Later, without proposing an alternative wording for the “Dolphin-Safe” label, the filmmakers admit that observers on ships do get murdered. This would not occur if the observers and their employers were all corrupt. Instead of acknowledging this point or quantifying corruption, the filmmakers emphasize their own personal hazard for drama.

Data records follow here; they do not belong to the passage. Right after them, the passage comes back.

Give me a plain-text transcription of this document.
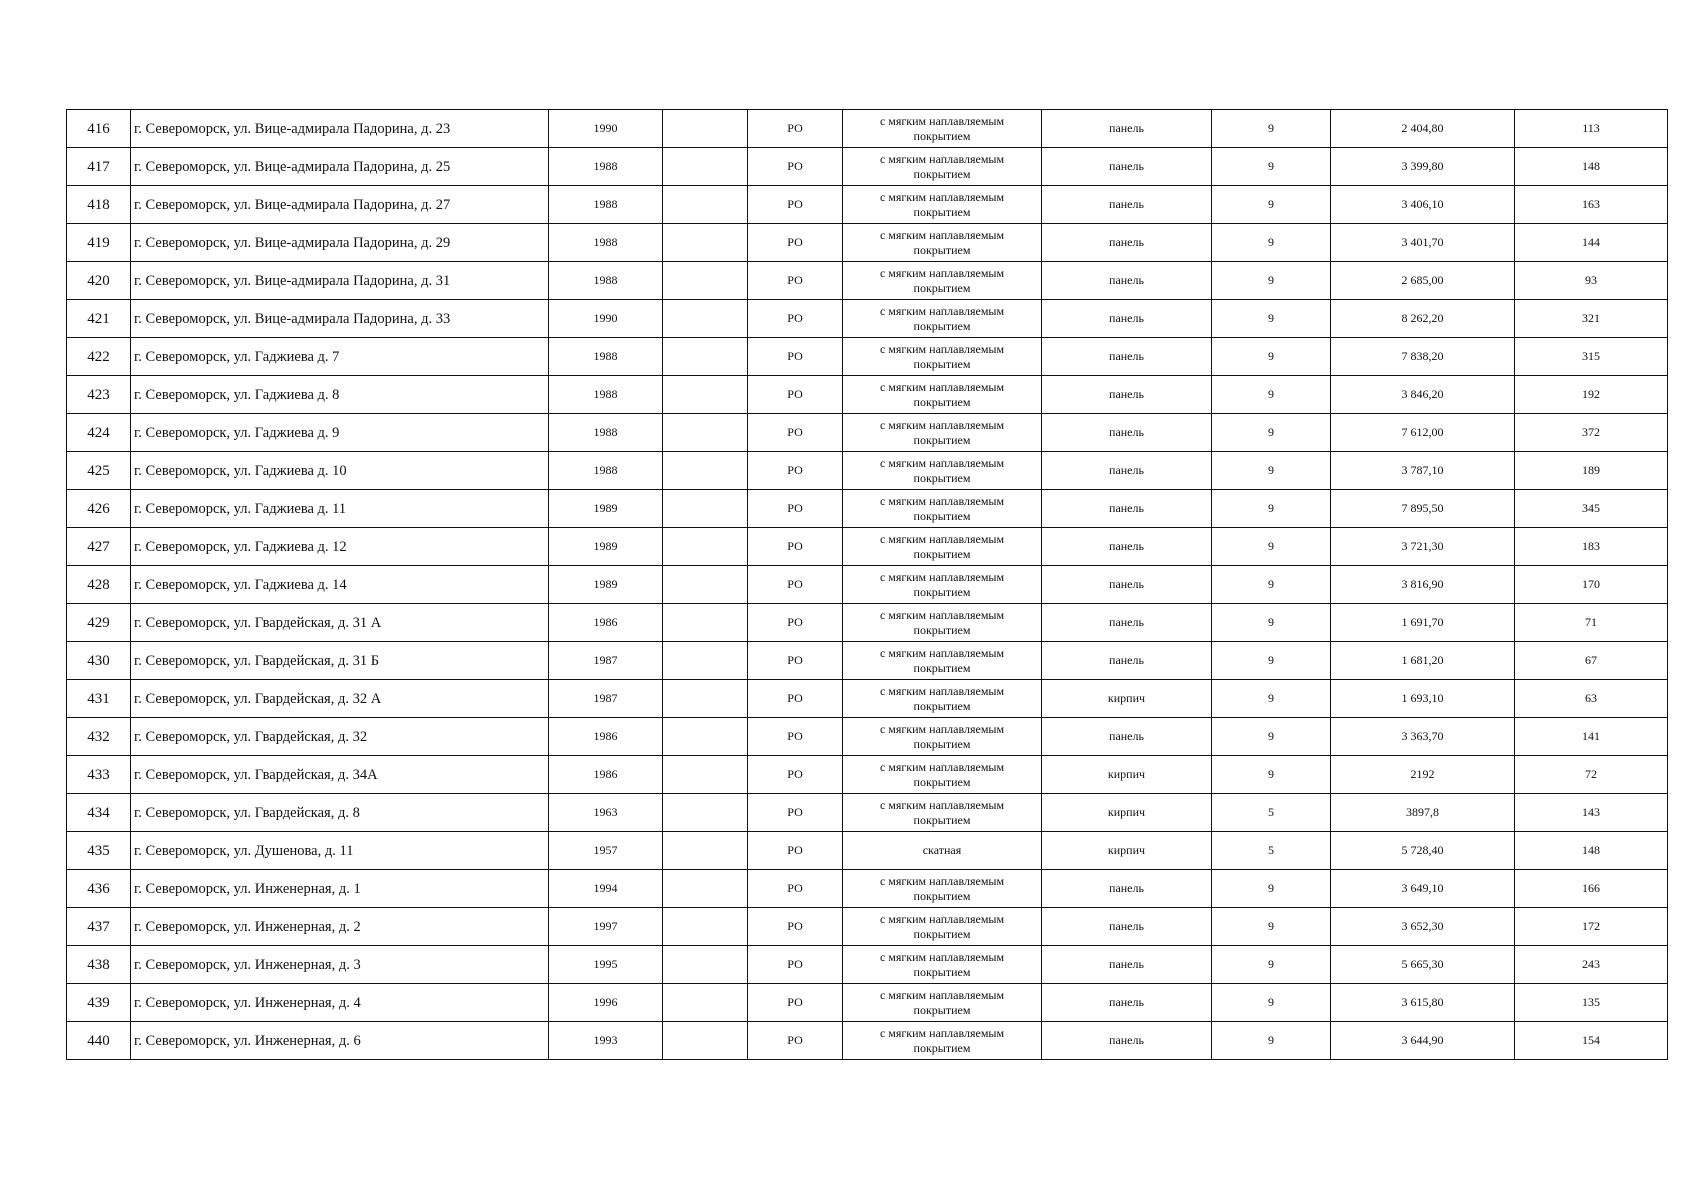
416	г. Североморск, ул. Вице-адмирала Падорина, д. 23	1990		РО	с мягким наплавляемым
покрытием	панель	9	2 404,80	113
417	г. Североморск, ул. Вице-адмирала Падорина, д. 25	1988		РО	с мягким наплавляемым
покрытием	панель	9	3 399,80	148
418	г. Североморск, ул. Вице-адмирала Падорина, д. 27	1988		РО	с мягким наплавляемым
покрытием	панель	9	3 406,10	163
419	г. Североморск, ул. Вице-адмирала Падорина, д. 29	1988		РО	с мягким наплавляемым
покрытием	панель	9	3 401,70	144
420	г. Североморск, ул. Вице-адмирала Падорина, д. 31	1988		РО	с мягким наплавляемым
покрытием	панель	9	2 685,00	93
421	г. Североморск, ул. Вице-адмирала Падорина, д. 33	1990		РО	с мягким наплавляемым
покрытием	панель	9	8 262,20	321
422	г. Североморск, ул. Гаджиева д. 7	1988		РО	с мягким наплавляемым
покрытием	панель	9	7 838,20	315
423	г. Североморск, ул. Гаджиева д. 8	1988		РО	с мягким наплавляемым
покрытием	панель	9	3 846,20	192
424	г. Североморск, ул. Гаджиева д. 9	1988		РО	с мягким наплавляемым
покрытием	панель	9	7 612,00	372
425	г. Североморск, ул. Гаджиева д. 10	1988		РО	с мягким наплавляемым
покрытием	панель	9	3 787,10	189
426	г. Североморск, ул. Гаджиева д. 11	1989		РО	с мягким наплавляемым
покрытием	панель	9	7 895,50	345
427	г. Североморск, ул. Гаджиева д. 12	1989		РО	с мягким наплавляемым
покрытием	панель	9	3 721,30	183
428	г. Североморск, ул. Гаджиева д. 14	1989		РО	с мягким наплавляемым
покрытием	панель	9	3 816,90	170
429	г. Североморск, ул. Гвардейская, д. 31 А	1986		РО	с мягким наплавляемым
покрытием	панель	9	1 691,70	71
430	г. Североморск, ул. Гвардейская, д. 31 Б	1987		РО	с мягким наплавляемым
покрытием	панель	9	1 681,20	67
431	г. Североморск, ул. Гвардейская, д. 32 А	1987		РО	с мягким наплавляемым
покрытием	кирпич	9	1 693,10	63
432	г. Североморск, ул. Гвардейская, д. 32	1986		РО	с мягким наплавляемым
покрытием	панель	9	3 363,70	141
433	г. Североморск, ул. Гвардейская, д. 34А	1986		РО	с мягким наплавляемым
покрытием	кирпич	9	2192	72
434	г. Североморск, ул. Гвардейская, д. 8	1963		РО	с мягким наплавляемым
покрытием	кирпич	5	3897,8	143
435	г. Североморск, ул. Душенова, д. 11	1957		РО	скатная	кирпич	5	5 728,40	148
436	г. Североморск, ул. Инженерная, д. 1	1994		РО	с мягким наплавляемым
покрытием	панель	9	3 649,10	166
437	г. Североморск, ул. Инженерная, д. 2	1997		РО	с мягким наплавляемым
покрытием	панель	9	3 652,30	172
438	г. Североморск, ул. Инженерная, д. 3	1995		РО	с мягким наплавляемым
покрытием	панель	9	5 665,30	243
439	г. Североморск, ул. Инженерная, д. 4	1996		РО	с мягким наплавляемым
покрытием	панель	9	3 615,80	135
440	г. Североморск, ул. Инженерная, д. 6	1993		РО	с мягким наплавляемым
покрытием	панель	9	3 644,90	154
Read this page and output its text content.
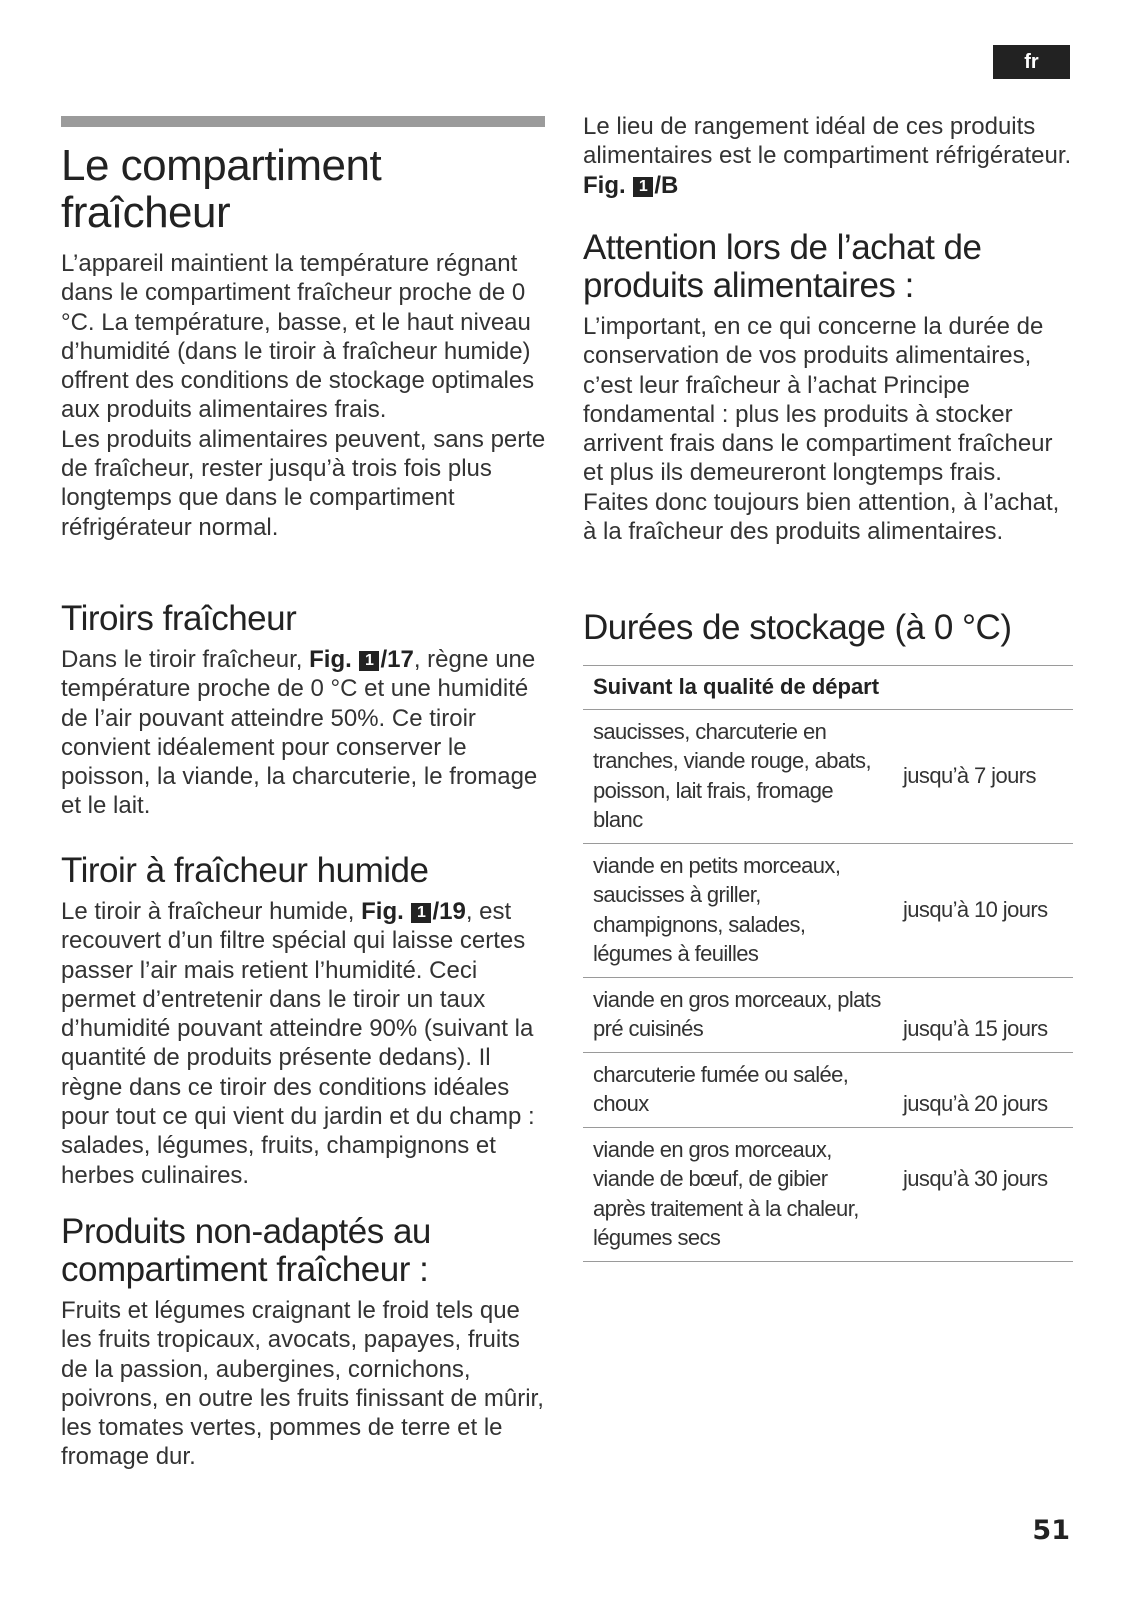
fr
Le compartiment fraîcheur

L’appareil maintient la température régnant dans le compartiment fraîcheur proche de 0 °C. La température, basse, et le haut niveau d’humidité (dans le tiroir à fraîcheur humide) offrent des conditions de stockage optimales aux produits alimentaires frais.

Les produits alimentaires peuvent, sans perte de fraîcheur, rester jusqu’à trois fois plus longtemps que dans le compartiment réfrigérateur normal.

Tiroirs fraîcheur

Dans le tiroir fraîcheur, Fig. 1 /17, règne une température proche de 0 °C et une humidité de l’air pouvant atteindre 50%. Ce tiroir convient idéalement pour conserver le poisson, la viande, la charcuterie, le fromage et le lait.

Tiroir à fraîcheur humide

Le tiroir à fraîcheur humide, Fig. 1 /19, est recouvert d’un filtre spécial qui laisse certes passer l’air mais retient l’humidité. Ceci permet d’entretenir dans le tiroir un taux d’humidité pouvant atteindre 90% (suivant la quantité de produits présente dedans). Il règne dans ce tiroir des conditions idéales pour tout ce qui vient du jardin et du champ : salades, légumes, fruits, champignons et herbes culinaires.

Produits non-adaptés au compartiment fraîcheur :

Fruits et légumes craignant le froid tels que les fruits tropicaux, avocats, papayes, fruits de la passion, aubergines, cornichons, poivrons, en outre les fruits finissant de mûrir, les tomates vertes, pommes de terre et le fromage dur.

Le lieu de rangement idéal de ces produits alimentaires est le compartiment réfrigérateur. Fig. 1 /B

Attention lors de l’achat de produits alimentaires :

L’important, en ce qui concerne la durée de conservation de vos produits alimentaires, c’est leur fraîcheur à l’achat Principe fondamental : plus les produits à stocker arrivent frais dans le compartiment fraîcheur et plus ils demeureront longtemps frais. Faites donc toujours bien attention, à l’achat, à la fraîcheur des produits alimentaires.

Durées de stockage (à 0 °C)
Suivant la qualité de départ	
saucisses, charcuterie en tranches, viande rouge, abats, poisson, lait frais, fromage blanc	jusqu’à 7 jours
viande en petits morceaux, saucisses à griller, champignons, salades, légumes à feuilles	jusqu’à 10 jours
viande en gros morceaux, plats pré cuisinés	jusqu’à 15 jours
charcuterie fumée ou salée, choux	jusqu’à 20 jours
viande en gros morceaux, viande de bœuf, de gibier après traitement à la chaleur, légumes secs	jusqu’à 30 jours
51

More honest and more interesting are the connections drawn to slavery, the hatred of natural predators as competitors over declining stocks, and the lack of meaningfully protected areas of the sea. I believe it would be possible to make a better movie about all of those things, with better graphs. George Monbiot himself, in his Guardian column, summed it up:
The film gets some things wrong. It cites an outdated paper about the likely date of the global collapse of fisheries. Two of its figures about bycatch are incorrect. It confuses carbon stored by lifeforms with carbon stored in seawater. But the thrust of the film is correct: industrial fishing, an issue woefully neglected by the media and conservation groups, is driving many wildlife populations and ecosystems around the world towards collapse. Vast fishing ships from powerful nations deprive local people of their subsistence. Many “marine reserves” are a total farce, as industrial fishing is still allowed inside them. In the EU, the intensity of trawling in so-called protected areas is greater than in unprotected places. “Sustainable seafood” is often nothing of the kind. Commercial fishing is the greatest cause of the death and decline of marine animals.
As in Planet of the Humans (2019), the environmental movement here eats its own from an underdog topos. It is apparently easier and more dramatic to throw around unsubstantiated accusations of deep corruption in the movement than to target the commercial fishing industry itself. This is sad, and there is little to learn here if you already read good journalism, but in the end, Seaspiracy is a lot better than Cowspiracy. That is not because the cinematic production is more slick but because the facts, when they appear, are handled better.